前月紹介した本の監修者であり、同世代の仲間が執筆した本である。2002年日韓ワールドカップ前は、驚くほど多くのサッカー関係の出版物が発売された。空前のサッカー本の出版ラッシュの中で出版された本である。
日本がワールドカップの出場権を勝ち取り、日本でワールドカップが開催されるまでの、日本サッカー強化の歴史を著者は綴っている。著者が言いたいことは、(簡単にまとめてしまうと)「日本代表がワールドカップ出場を果たすまで強くなったのは、若手の育成を充実させてきたからである」ということである。
 
この本は、日本サッカーの大きな歴史の中で、さらに一歩踏み込んだサッカー史である。主に70年代から90年代までの育成史である。選手を育成する指導者を育成し、育った指導者が選手を育成し、その選手が日本サッカーを強くしていったという史実を記している。
 
読む、読まないに関わらず、こういった種類のサッカー本もあるということを、知識として持っておくのもよいのではないかと思う。
 
【個人的な本に対しての想い】
個人的にこういったサッカー史に惹き付けられるのは、僕自身がサッカーを始めた若かりし頃からのサッカー人生と日本サッカーの強化の取り組みが一致するからである。

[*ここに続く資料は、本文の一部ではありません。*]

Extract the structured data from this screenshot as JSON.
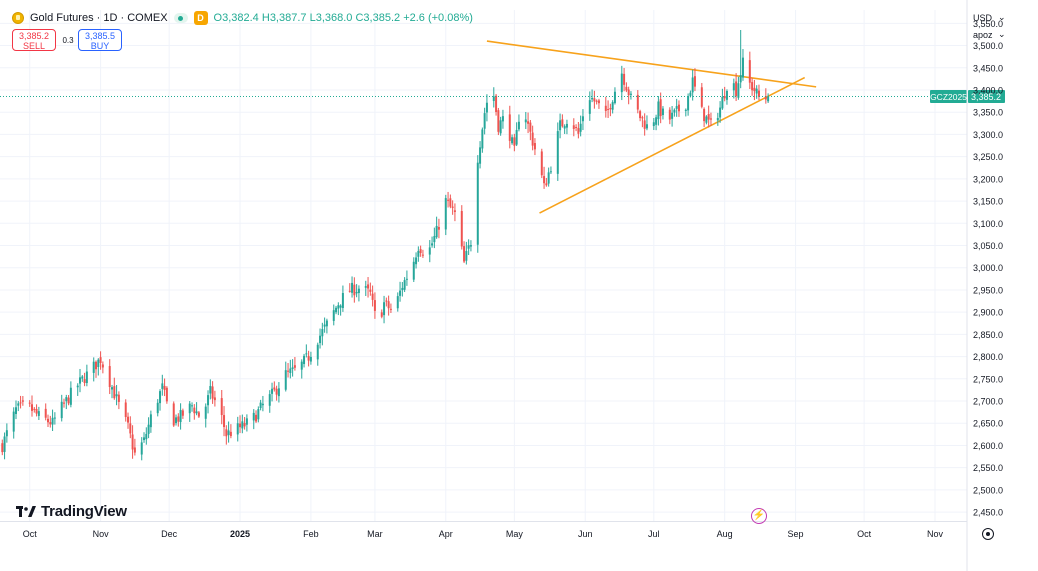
{
  "header": {
    "title": "Gold Futures · 1D · COMEX",
    "badge": "D",
    "ohlc_open": "O3,382.4",
    "ohlc_high": "H3,387.7",
    "ohlc_low": "L3,368.0",
    "ohlc_close": "C3,385.2",
    "ohlc_change": "+2.6 (+0.08%)"
  },
  "trade": {
    "sell_price": "3,385.2",
    "sell_label": "SELL",
    "spread": "0.3",
    "buy_price": "3,385.5",
    "buy_label": "BUY"
  },
  "scale": {
    "currency": "USD",
    "mode": "apoz"
  },
  "brand": "TradingView",
  "colors": {
    "up": "#26a69a",
    "down": "#ef5350",
    "trendline": "#f7a21b",
    "label_bg": "#22ab94",
    "grid": "#f0f3fa",
    "axis_text": "#131722"
  },
  "chart_data": {
    "type": "candlestick",
    "title": "Gold Futures · 1D · COMEX",
    "symbol_label": "GCZ2025",
    "last_price_label": "3,385.2",
    "last_price": 3385.2,
    "ylim": [
      2430,
      3580
    ],
    "y_ticks": [
      "2,450.0",
      "2,500.0",
      "2,550.0",
      "2,600.0",
      "2,650.0",
      "2,700.0",
      "2,750.0",
      "2,800.0",
      "2,850.0",
      "2,900.0",
      "2,950.0",
      "3,000.0",
      "3,050.0",
      "3,100.0",
      "3,150.0",
      "3,200.0",
      "3,250.0",
      "3,300.0",
      "3,350.0",
      "3,400.0",
      "3,450.0",
      "3,500.0",
      "3,550.0"
    ],
    "x_ticks": [
      {
        "label": "Oct",
        "day": 0
      },
      {
        "label": "Nov",
        "day": 31
      },
      {
        "label": "Dec",
        "day": 61
      },
      {
        "label": "2025",
        "day": 92
      },
      {
        "label": "Feb",
        "day": 123
      },
      {
        "label": "Mar",
        "day": 151
      },
      {
        "label": "Apr",
        "day": 182
      },
      {
        "label": "May",
        "day": 212
      },
      {
        "label": "Jun",
        "day": 243
      },
      {
        "label": "Jul",
        "day": 273
      },
      {
        "label": "Aug",
        "day": 304
      },
      {
        "label": "Sep",
        "day": 335
      },
      {
        "label": "Oct",
        "day": 365
      },
      {
        "label": "Nov",
        "day": 396
      }
    ],
    "x_range_days": [
      -13,
      410
    ],
    "trendlines": [
      {
        "name": "upper",
        "start": {
          "day": 200,
          "price": 3510
        },
        "end": {
          "day": 344,
          "price": 3407
        }
      },
      {
        "name": "lower",
        "start": {
          "day": 223,
          "price": 3123
        },
        "end": {
          "day": 339,
          "price": 3428
        }
      }
    ],
    "close_path": [
      {
        "day": -12,
        "price": 2600
      },
      {
        "day": -6,
        "price": 2680
      },
      {
        "day": -1,
        "price": 2690
      },
      {
        "day": 4,
        "price": 2665
      },
      {
        "day": 10,
        "price": 2650
      },
      {
        "day": 14,
        "price": 2685
      },
      {
        "day": 20,
        "price": 2730
      },
      {
        "day": 26,
        "price": 2765
      },
      {
        "day": 31,
        "price": 2795
      },
      {
        "day": 35,
        "price": 2745
      },
      {
        "day": 39,
        "price": 2690
      },
      {
        "day": 43,
        "price": 2640
      },
      {
        "day": 46,
        "price": 2580
      },
      {
        "day": 50,
        "price": 2610
      },
      {
        "day": 54,
        "price": 2680
      },
      {
        "day": 58,
        "price": 2730
      },
      {
        "day": 62,
        "price": 2655
      },
      {
        "day": 66,
        "price": 2665
      },
      {
        "day": 71,
        "price": 2690
      },
      {
        "day": 75,
        "price": 2660
      },
      {
        "day": 79,
        "price": 2720
      },
      {
        "day": 83,
        "price": 2680
      },
      {
        "day": 86,
        "price": 2625
      },
      {
        "day": 92,
        "price": 2640
      },
      {
        "day": 97,
        "price": 2655
      },
      {
        "day": 102,
        "price": 2690
      },
      {
        "day": 107,
        "price": 2720
      },
      {
        "day": 112,
        "price": 2760
      },
      {
        "day": 117,
        "price": 2770
      },
      {
        "day": 122,
        "price": 2800
      },
      {
        "day": 126,
        "price": 2840
      },
      {
        "day": 131,
        "price": 2880
      },
      {
        "day": 135,
        "price": 2920
      },
      {
        "day": 140,
        "price": 2950
      },
      {
        "day": 145,
        "price": 2955
      },
      {
        "day": 149,
        "price": 2940
      },
      {
        "day": 152,
        "price": 2870
      },
      {
        "day": 155,
        "price": 2920
      },
      {
        "day": 159,
        "price": 2900
      },
      {
        "day": 163,
        "price": 2960
      },
      {
        "day": 167,
        "price": 3000
      },
      {
        "day": 170,
        "price": 3050
      },
      {
        "day": 174,
        "price": 3030
      },
      {
        "day": 178,
        "price": 3080
      },
      {
        "day": 182,
        "price": 3150
      },
      {
        "day": 186,
        "price": 3120
      },
      {
        "day": 190,
        "price": 3010
      },
      {
        "day": 193,
        "price": 3060
      },
      {
        "day": 196,
        "price": 3250
      },
      {
        "day": 199,
        "price": 3350
      },
      {
        "day": 202,
        "price": 3420
      },
      {
        "day": 205,
        "price": 3320
      },
      {
        "day": 208,
        "price": 3340
      },
      {
        "day": 212,
        "price": 3260
      },
      {
        "day": 215,
        "price": 3380
      },
      {
        "day": 218,
        "price": 3320
      },
      {
        "day": 222,
        "price": 3250
      },
      {
        "day": 225,
        "price": 3180
      },
      {
        "day": 228,
        "price": 3230
      },
      {
        "day": 232,
        "price": 3320
      },
      {
        "day": 236,
        "price": 3340
      },
      {
        "day": 240,
        "price": 3300
      },
      {
        "day": 244,
        "price": 3390
      },
      {
        "day": 248,
        "price": 3370
      },
      {
        "day": 252,
        "price": 3340
      },
      {
        "day": 256,
        "price": 3400
      },
      {
        "day": 259,
        "price": 3440
      },
      {
        "day": 263,
        "price": 3380
      },
      {
        "day": 267,
        "price": 3340
      },
      {
        "day": 271,
        "price": 3310
      },
      {
        "day": 275,
        "price": 3360
      },
      {
        "day": 279,
        "price": 3330
      },
      {
        "day": 283,
        "price": 3350
      },
      {
        "day": 287,
        "price": 3370
      },
      {
        "day": 290,
        "price": 3420
      },
      {
        "day": 294,
        "price": 3350
      },
      {
        "day": 298,
        "price": 3320
      },
      {
        "day": 302,
        "price": 3360
      },
      {
        "day": 306,
        "price": 3430
      },
      {
        "day": 309,
        "price": 3400
      },
      {
        "day": 312,
        "price": 3460
      },
      {
        "day": 314,
        "price": 3420
      },
      {
        "day": 317,
        "price": 3400
      },
      {
        "day": 320,
        "price": 3375
      },
      {
        "day": 323,
        "price": 3385
      }
    ]
  }
}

77年、セントラル・トレーニング・センター(CTC)を開設し、80年にナショナル・トレーニング・センターを開設する。現在のナショナルトレセンの始まりである。16歳以下の日本ジュニアユース代表を結成し、翌年には国際大会に出場する。83年大会に著者もジュニアユース日本代表として出場している。そして僕の中学のサッカー仲間も代表に選ばれて、国際試合を経験している。当時、ダイアモンドサッカーしか映像での情報はなく、トヨタカップも始まったばかりだった時代に、同年代の世界のサッカーや日本のサッカーの生の話を聞くのは、とても新鮮で異国の物語のようだった。
 
この本の最後に『全日本選抜中学生サッカー大会資料』があり、第1回大会(1978年)から第20回大会までの最優秀選手名簿がある。日本代表やJリーグで活躍した選手がたくさん名を連ねている。その中で韮高サッカー部に進んだ優秀選手が4名いた。この大会、トレセンシステムから発掘された中田英寿は有名であるけれど、僕の世代の高校時代の仲間が選ばれていた。この本を読んだとき、その仲間に電話をして確認すると、「確か選ばれていたな~」と懐かしく話していた。高校入学の時、そんなことは話題にも上らず、「鳴り物入り」でもなんでもなかった。本人もそんなことは全く話さなかった。今思えば、「そんなこと」ではなく「すごいこと」だったのに、おそらくこのことは、知っている仲間は少ない。なんと言っても、その仲間は関東トレセンでGKをしていたのにもかかわらず、高校ではDFにポジションチェンジした。いつもながら、仲間の名前が間違っていた。選手登録の名前がすでに間違っていたそうで、せっかくの優秀選手の名前も間違っていた。ついでながら、「著者や中学の仲間と一緒にプレーしたのか」と聞くと「あいつらはナショナルトレセンなので、チームが違っていた」とのことだった。
 
ふと、昔のことを思う。僕らの世代は、関東トレセンの選考会やその後の関東選抜の練習に参加するときには、親は韮崎駅までしか送っていかなかった。みんな普通電車で3時間もかけて東京の練習会場へ行った。だいたい試合もほとんど見に来なかったのだから、練習なんか見に行くという発想もなかった。
 
『進化する日本のサッカー』というタイトルを改めて考えると、サッカーを取り巻く環境が劇的に変化し、進化している。筆者のあとがきの通りである。
 
昔の日本の指導者たちは欧州や南米の一流のサッカー国と自分たちを見比べて、その差の大きさに途方にくれていた。彼らに追いついてワールドカップに出ようという発想は夢でしかなかった。~略~指導者養成と若手育成は二つのカギだった。サッカーを進化させる二つの鍵だ。~略~世界中を見渡して、この鍵を持たずに世界の強豪になった国はない。サッカーについて語るとき、この二つの鍵を思い出して欲しい。